Q: What does your lab study?

A scientific camera in the foreground and Dr. Palavicino-Maggio looking at a computer screen behind it.
Dr. Palavicino-Maggio observes the flies through a set of cameras. The computer records and analyzes the flies’ behavior automatically. Credit: Courtesy of Dr. Caroline Palavicino-Maggio.

A: My lab is continuing what I started in my postdoctoral work, including generating a complete map of the nerve cells that control female aggression in fruit flies. From a basic research standpoint, we’re answering important questions about the biological basis of behavior, but there are clinical implications to our work as well. Some neurodegenerative disorders, including Alzheimer’s disease, are associated with behavior disturbances and aggression. Using research organisms as models for these diseases, we hope to uncover changes in the nerve cell pathways regulating aggression in disease that may become targets for treatments one day.

Q: What do you consider to be your biggest accomplishment so far in your career?

A: My biggest accomplishment is that I’m a researcher with my own lab. I never thought I’d be here. It’s hard to see yourself in a role you’ve never been exposed to, and I didn’t know any scientists when I was a kid. I thought undergrad would be the end of my education, but it was only the beginning.

Being awarded a grant through the Maximizing Opportunities for Scientific and Academic Independent Careers (MOSAIC) program was also an important achievement in my career. It opened a lot of doors for me as I began to look for a place to start my lab.

Q: What are you involved in outside the laboratory?

Dr. Palavicino-Maggio standing at a podium in front of a large group of people. A man holds a microphone next to her as he asks her questions.
Outreach and advocacy about mental health are important to Dr. Palavicino-Maggio, captured here with a group of people in Uganda discussing the topic. Credit: Courtesy of Dr. Caroline Palavicino-Maggio.

A: Since my sister’s death, it’s been important for me to work in outreach and advocacy to help lift the stigma around mental health.
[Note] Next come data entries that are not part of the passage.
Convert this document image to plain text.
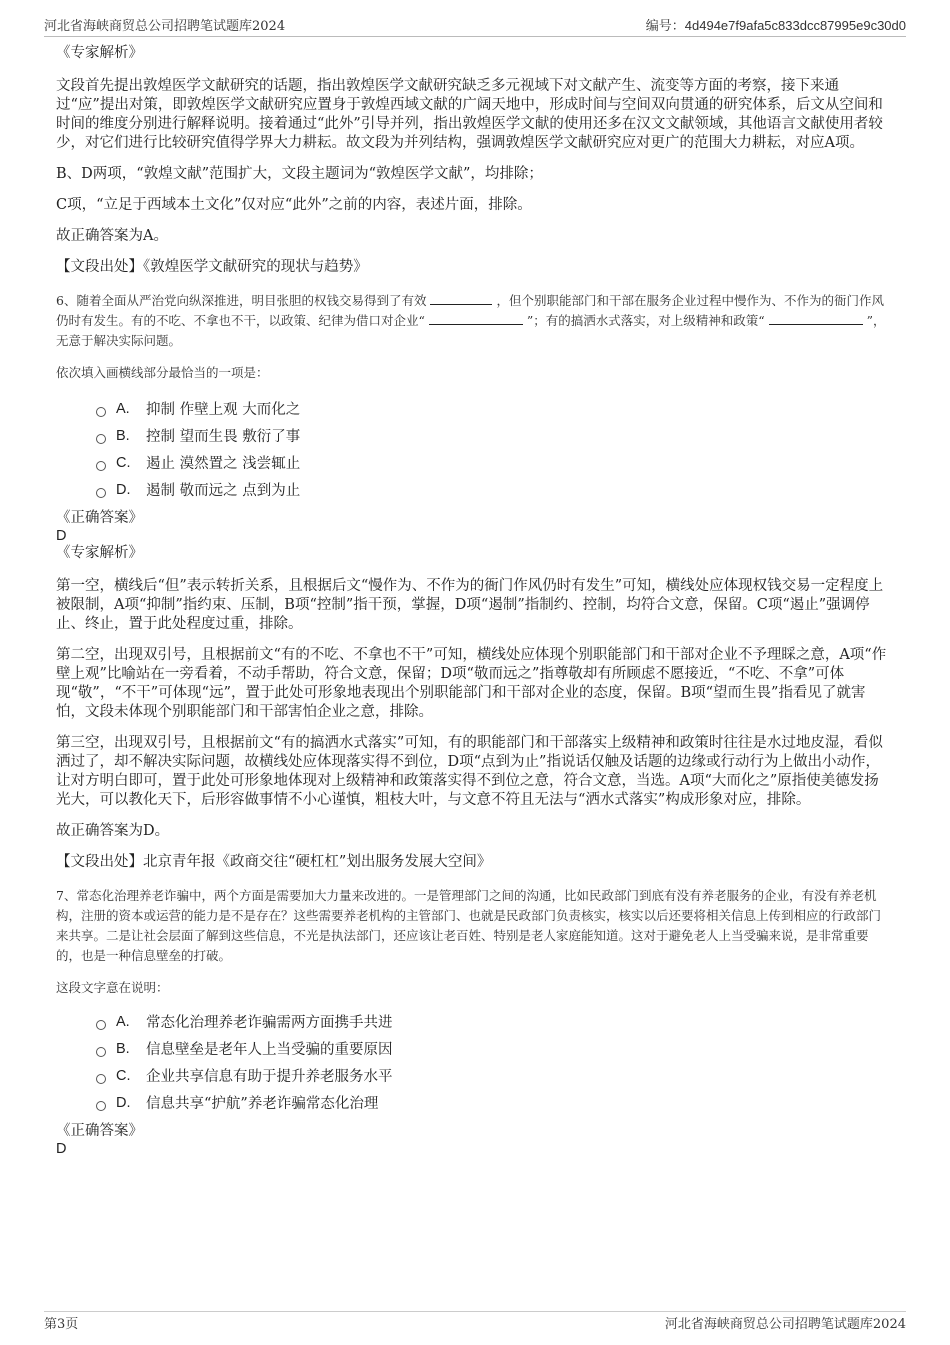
河北省海峡商贸总公司招聘笔试题库2024	编号：4d494e7f9afa5c833dcc87995e9c30d0

《专家解析》

文段首先提出敦煌医学文献研究的话题，指出敦煌医学文献研究缺乏多元视域下对文献产生、流变等方面的考察，接下来通过“应”提出对策，即敦煌医学文献研究应置身于敦煌西域文献的广阔天地中，形成时间与空间双向贯通的研究体系，后文从空间和时间的维度分别进行解释说明。接着通过“此外”引导并列，指出敦煌医学文献的使用还多在汉文文献领域，其他语言文献使用者较少，对它们进行比较研究值得学界大力耕耘。故文段为并列结构，强调敦煌医学文献研究应对更广的范围大力耕耘，对应A项。

B、D两项，“敦煌文献”范围扩大，文段主题词为“敦煌医学文献”，均排除；

C项，“立足于西域本土文化”仅对应“此外”之前的内容，表述片面，排除。

故正确答案为A。

【文段出处】《敦煌医学文献研究的现状与趋势》

6、随着全面从严治党向纵深推进，明目张胆的权钱交易得到了有效	，但个别职能部门和干部在服务企业过程中慢作为、不作为的衙门作风仍时有发生。有的不吃、不拿也不干，以政策、纪律为借口对企业“	”；有的搞洒水式落实，对上级精神和政策“	”，无意于解决实际问题。

依次填入画横线部分最恰当的一项是：

A.	抑制 作壁上观 大而化之
B.	控制 望而生畏 敷衍了事
C.	遏止 漠然置之 浅尝辄止
D.	遏制 敬而远之 点到为止

《正确答案》

D

《专家解析》

第一空，横线后“但”表示转折关系，且根据后文“慢作为、不作为的衙门作风仍时有发生”可知，横线处应体现权钱交易一定程度上被限制，A项“抑制”指约束、压制，B项“控制”指干预，掌握，D项“遏制”指制约、控制，均符合文意，保留。C项“遏止”强调停止、终止，置于此处程度过重，排除。

第二空，出现双引号，且根据前文“有的不吃、不拿也不干”可知，横线处应体现个别职能部门和干部对企业不予理睬之意，A项“作壁上观”比喻站在一旁看着，不动手帮助，符合文意，保留；D项“敬而远之”指尊敬却有所顾虑不愿接近，“不吃、不拿”可体现“敬”，“不干”可体现“远”，置于此处可形象地表现出个别职能部门和干部对企业的态度，保留。B项“望而生畏”指看见了就害怕，文段未体现个别职能部门和干部害怕企业之意，排除。

第三空，出现双引号，且根据前文“有的搞洒水式落实”可知，有的职能部门和干部落实上级精神和政策时往往是水过地皮湿，看似洒过了，却不解决实际问题，故横线处应体现落实得不到位，D项“点到为止”指说话仅触及话题的边缘或行动行为上做出小动作，让对方明白即可，置于此处可形象地体现对上级精神和政策落实得不到位之意，符合文意，当选。A项“大而化之”原指使美德发扬光大，可以教化天下，后形容做事情不小心谨慎，粗枝大叶，与文意不符且无法与“洒水式落实”构成形象对应，排除。

故正确答案为D。

【文段出处】北京青年报《政商交往“硬杠杠”划出服务发展大空间》

7、常态化治理养老诈骗中，两个方面是需要加大力量来改进的。一是管理部门之间的沟通，比如民政部门到底有没有养老服务的企业，有没有养老机构，注册的资本或运营的能力是不是存在？这些需要养老机构的主管部门、也就是民政部门负责核实，核实以后还要将相关信息上传到相应的行政部门来共享。二是让社会层面了解到这些信息，不光是执法部门，还应该让老百姓、特别是老人家庭能知道。这对于避免老人上当受骗来说，是非常重要的，也是一种信息壁垒的打破。

这段文字意在说明：

A.	常态化治理养老诈骗需两方面携手共进
B.	信息壁垒是老年人上当受骗的重要原因
C.	企业共享信息有助于提升养老服务水平
D.	信息共享“护航”养老诈骗常态化治理

《正确答案》

D

第3页	河北省海峡商贸总公司招聘笔试题库2024
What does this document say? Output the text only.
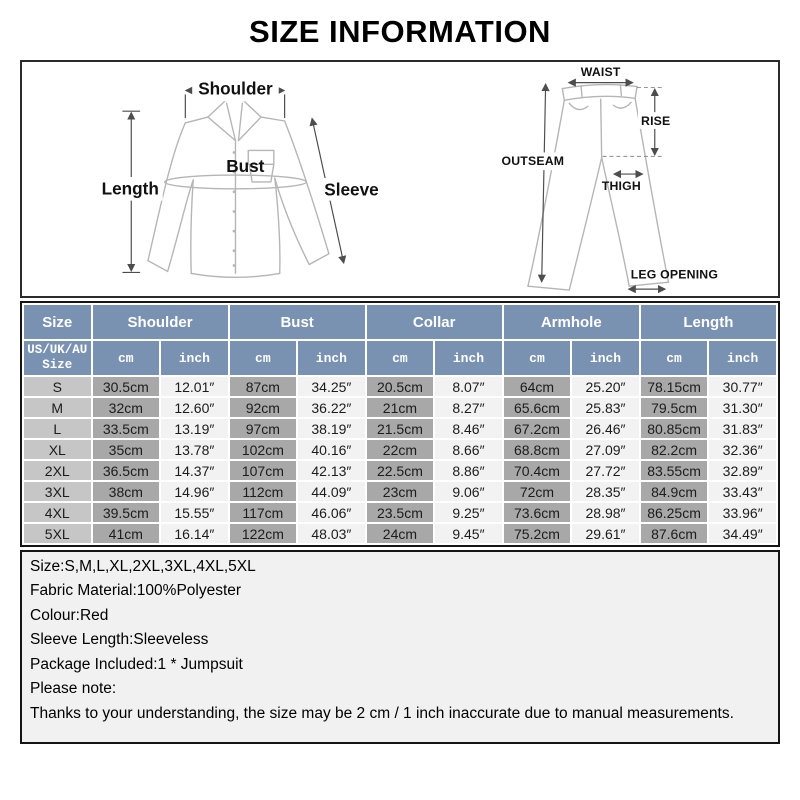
SIZE INFORMATION
Shoulder
Length
Bust
Sleeve
WAIST
RISE
OUTSEAM
THIGH
LEG OPENING
Size	Shoulder		Bust		Collar		Armhole		Length	

US/UK/AU
Size	cm	inch	cm	inch	cm	inch	cm	inch	cm	inch
S	30.5cm	12.01″	87cm	34.25″	20.5cm	8.07″	64cm	25.20″	78.15cm	30.77″
M	32cm	12.60″	92cm	36.22″	21cm	8.27″	65.6cm	25.83″	79.5cm	31.30″
L	33.5cm	13.19″	97cm	38.19″	21.5cm	8.46″	67.2cm	26.46″	80.85cm	31.83″
XL	35cm	13.78″	102cm	40.16″	22cm	8.66″	68.8cm	27.09″	82.2cm	32.36″
2XL	36.5cm	14.37″	107cm	42.13″	22.5cm	8.86″	70.4cm	27.72″	83.55cm	32.89″
3XL	38cm	14.96″	112cm	44.09″	23cm	9.06″	72cm	28.35″	84.9cm	33.43″
4XL	39.5cm	15.55″	117cm	46.06″	23.5cm	9.25″	73.6cm	28.98″	86.25cm	33.96″
5XL	41cm	16.14″	122cm	48.03″	24cm	9.45″	75.2cm	29.61″	87.6cm	34.49″
Size:S,M,L,XL,2XL,3XL,4XL,5XL
Fabric Material:100%Polyester
Colour:Red
Sleeve Length:Sleeveless
Package Included:1 * Jumpsuit
Please note:
Thanks to your understanding, the size may be 2 cm / 1 inch inaccurate due to manual measurements.
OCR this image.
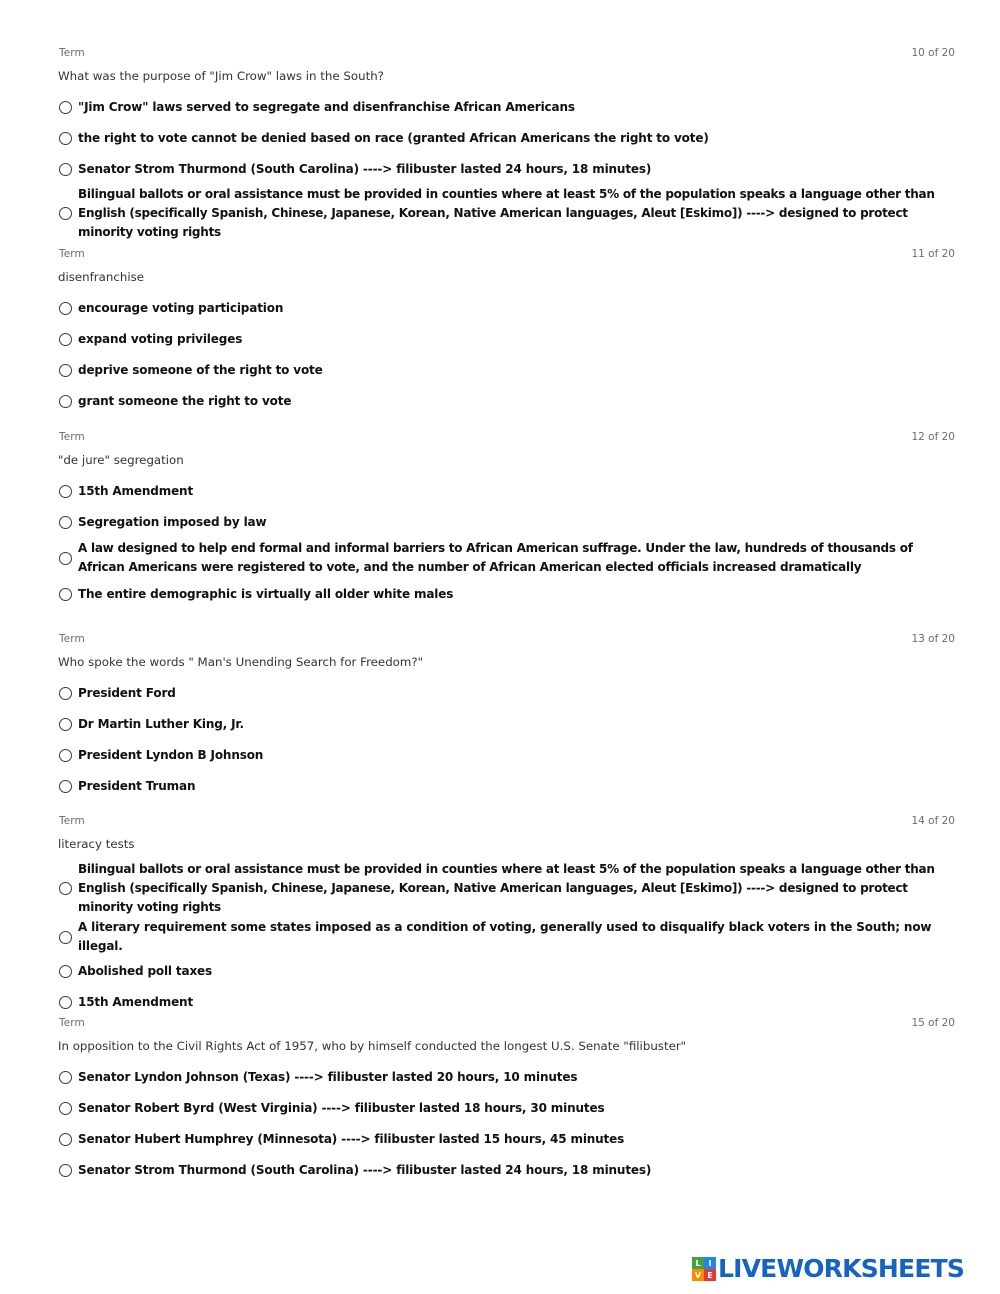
Term	10 of 20
What was the purpose of "Jim Crow" laws in the South?
"Jim Crow" laws served to segregate and disenfranchise African Americans
the right to vote cannot be denied based on race (granted African Americans the right to vote)
Senator Strom Thurmond (South Carolina) ----> filibuster lasted 24 hours, 18 minutes)
Bilingual ballots or oral assistance must be provided in counties where at least 5% of the population speaks a language other than English (specifically Spanish, Chinese, Japanese, Korean, Native American languages, Aleut [Eskimo]) ----> designed to protect minority voting rights
Term	11 of 20
disenfranchise
encourage voting participation
expand voting privileges
deprive someone of the right to vote
grant someone the right to vote
Term	12 of 20
"de jure" segregation
15th Amendment
Segregation imposed by law
A law designed to help end formal and informal barriers to African American suffrage. Under the law, hundreds of thousands of African Americans were registered to vote, and the number of African American elected officials increased dramatically
The entire demographic is virtually all older white males
Term	13 of 20
Who spoke the words " Man's Unending Search for Freedom?"
President Ford
Dr Martin Luther King, Jr.
President Lyndon B Johnson
President Truman
Term	14 of 20
literacy tests
Bilingual ballots or oral assistance must be provided in counties where at least 5% of the population speaks a language other than English (specifically Spanish, Chinese, Japanese, Korean, Native American languages, Aleut [Eskimo]) ----> designed to protect minority voting rights
A literary requirement some states imposed as a condition of voting, generally used to disqualify black voters in the South; now illegal.
Abolished poll taxes
15th Amendment
Term	15 of 20
In opposition to the Civil Rights Act of 1957, who by himself conducted the longest U.S. Senate "filibuster"
Senator Lyndon Johnson (Texas) ----> filibuster lasted 20 hours, 10 minutes
Senator Robert Byrd (West Virginia) ----> filibuster lasted 18 hours, 30 minutes
Senator Hubert Humphrey (Minnesota) ----> filibuster lasted 15 hours, 45 minutes
Senator Strom Thurmond (South Carolina) ----> filibuster lasted 24 hours, 18 minutes)
L I
V E LIVEWORKSHEETS
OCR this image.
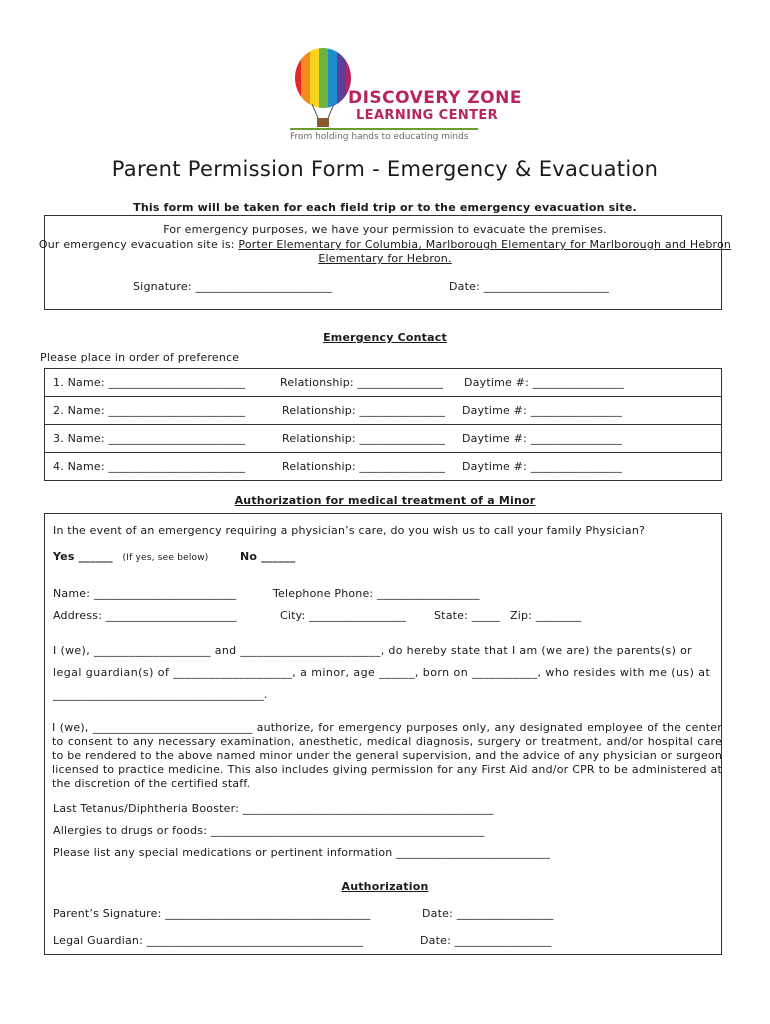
DISCOVERY ZONE
LEARNING CENTER
From holding hands to educating minds
Parent Permission Form - Emergency & Evacuation
This form will be taken for each field trip or to the emergency evacuation site.
For emergency purposes, we have your permission to evacuate the premises.
Our emergency evacuation site is: Porter Elementary for Columbia, Marlborough Elementary for Marlborough and Hebron
Elementary for Hebron.
Signature: ________________________	Date: ______________________
Emergency Contact
Please place in order of preference
1. Name: ________________________	Relationship: _______________ Daytime #: ________________
2. Name: ________________________	Relationship: _______________ Daytime #: ________________
3. Name: ________________________	Relationship: _______________ Daytime #: ________________
4. Name: ________________________	Relationship: _______________ Daytime #: ________________
Authorization for medical treatment of a Minor
In the event of an emergency requiring a physician’s care, do you wish us to call your family Physician?
Yes ______ (If yes, see below)	No ______
Name: _________________________	Telephone Phone: __________________
Address: _______________________	City: _________________	State: _____ Zip: ________
I (we), ____________________ and ________________________, do hereby state that I am (we are) the parents(s) or
legal guardian(s) of ____________________, a minor, age ______, born on ___________, who resides with me (us) at
_____________________________________.
I (we), ____________________________ authorize, for emergency purposes only, any designated employee of the center to consent to any necessary examination, anesthetic, medical diagnosis, surgery or treatment, and/or hospital care to be rendered to the above named minor under the general supervision, and the advice of any physician or surgeon licensed to practice medicine. This also includes giving permission for any First Aid and/or CPR to be administered at the discretion of the certified staff.
Last Tetanus/Diphtheria Booster: ____________________________________________
Allergies to drugs or foods: ________________________________________________
Please list any special medications or pertinent information ___________________________
Authorization
Parent’s Signature: ____________________________________	Date: _________________
Legal Guardian: ______________________________________	Date: _________________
What I learned about the underlying causes of mental illness helped me—and in turn, my family—come to terms with Angie’s death, so I knew it was important for others in our community and beyond to learn the same. The more openly we talk about mental health, the more normal it becomes.

I recently traveled to Uganda to meet with religious leaders and community members in small villages to speak about mental health. I talked to them about my story, my research, and the importance of discussing mental health and helping those in need.

Q: In your opinion, what makes a career in science exciting?

A: The discoveries, and how science is ever-changing, make it exciting. Sometimes, new data challenges what you thought you knew about a biological system, and you learn that something has an entirely different explanation. I love that about science—it keeps you on your toes. I’m guaranteed to have questions to answer for the rest of my life!

Dr. Palavicino-Maggio’s research is supported by the NIGMS MOSAIC program through grant R00GM141449.